Lazy hands make a man poor but diligent hands bring wealth.
Lord, how much control do I have over the outcome of my effort? Do I succeed because I work hard or does hard work uncover inheritance and blessing? What if my portion is already determined and diligence uncovers it in pieces? If your plan for me is sure, why do I convince myself that I have to control outcomes to achieve any success? Why am I seduced by the idea that it is my hard work that produces something out of nothing? I cannot produce ex nihilo (from nothing). I produce something from what I have already been given. My portion is determined by your sovereignty. My diligence uncovers the extent. Humility allows me to be thankful because I know that I did not create my blessing.

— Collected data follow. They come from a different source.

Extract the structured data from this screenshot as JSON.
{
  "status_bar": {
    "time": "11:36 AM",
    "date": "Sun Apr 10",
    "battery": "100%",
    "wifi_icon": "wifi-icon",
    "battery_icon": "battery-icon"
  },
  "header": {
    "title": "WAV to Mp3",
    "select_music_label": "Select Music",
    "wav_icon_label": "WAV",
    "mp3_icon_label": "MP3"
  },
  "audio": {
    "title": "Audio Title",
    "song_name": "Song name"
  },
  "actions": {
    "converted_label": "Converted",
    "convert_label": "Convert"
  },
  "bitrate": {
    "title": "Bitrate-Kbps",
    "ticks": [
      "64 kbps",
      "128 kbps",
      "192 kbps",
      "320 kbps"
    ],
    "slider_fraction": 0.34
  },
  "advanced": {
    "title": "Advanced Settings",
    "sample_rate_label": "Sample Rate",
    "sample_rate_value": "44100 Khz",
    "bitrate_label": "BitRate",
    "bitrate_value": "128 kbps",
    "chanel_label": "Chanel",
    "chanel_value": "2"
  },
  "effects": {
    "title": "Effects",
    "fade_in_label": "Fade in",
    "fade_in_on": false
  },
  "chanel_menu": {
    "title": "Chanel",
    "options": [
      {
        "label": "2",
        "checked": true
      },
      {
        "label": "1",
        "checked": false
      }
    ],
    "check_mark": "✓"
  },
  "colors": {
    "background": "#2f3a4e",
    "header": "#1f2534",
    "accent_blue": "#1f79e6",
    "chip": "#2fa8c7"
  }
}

The illusion of control seductively stunts me and says that I am the sum of all I produce…but I am not. In totality, I am all that you have given to me. I pray that your development of my diligence will result in the full discovery of all that you have given to me. The opportunity with which I am presented is not the result of everything I have done to this point. It is already planned irrespective of my actions. It is part of the plan that you have gifted me so that I can develop into being more like my brother, Jesus. You develop diligence in me so that I uncover your step-by-step plan and so that I develop the character that you desire. If your plan has already been determined, why work diligently? Why not just sit back? “Lazy hands make a man poor…” My interpretation is that if I sit back, then I do not uncover the plan, gifts, blessings, development of character, growth, and the maturity that all result in an eternal reward (1 Peter 1:7).
Laziness is not bad because it implies disinterest in ambition and control. It is bad because it refuses your plan of sanctification – spiritual character development through an encounter with challenging situations. The challenging situations present themselves as “work”. I work not for the reward (which is already mine). I work for maturity.
Control says, “only I can assure my future.” Humility says “my future is already assured. I work for growth.”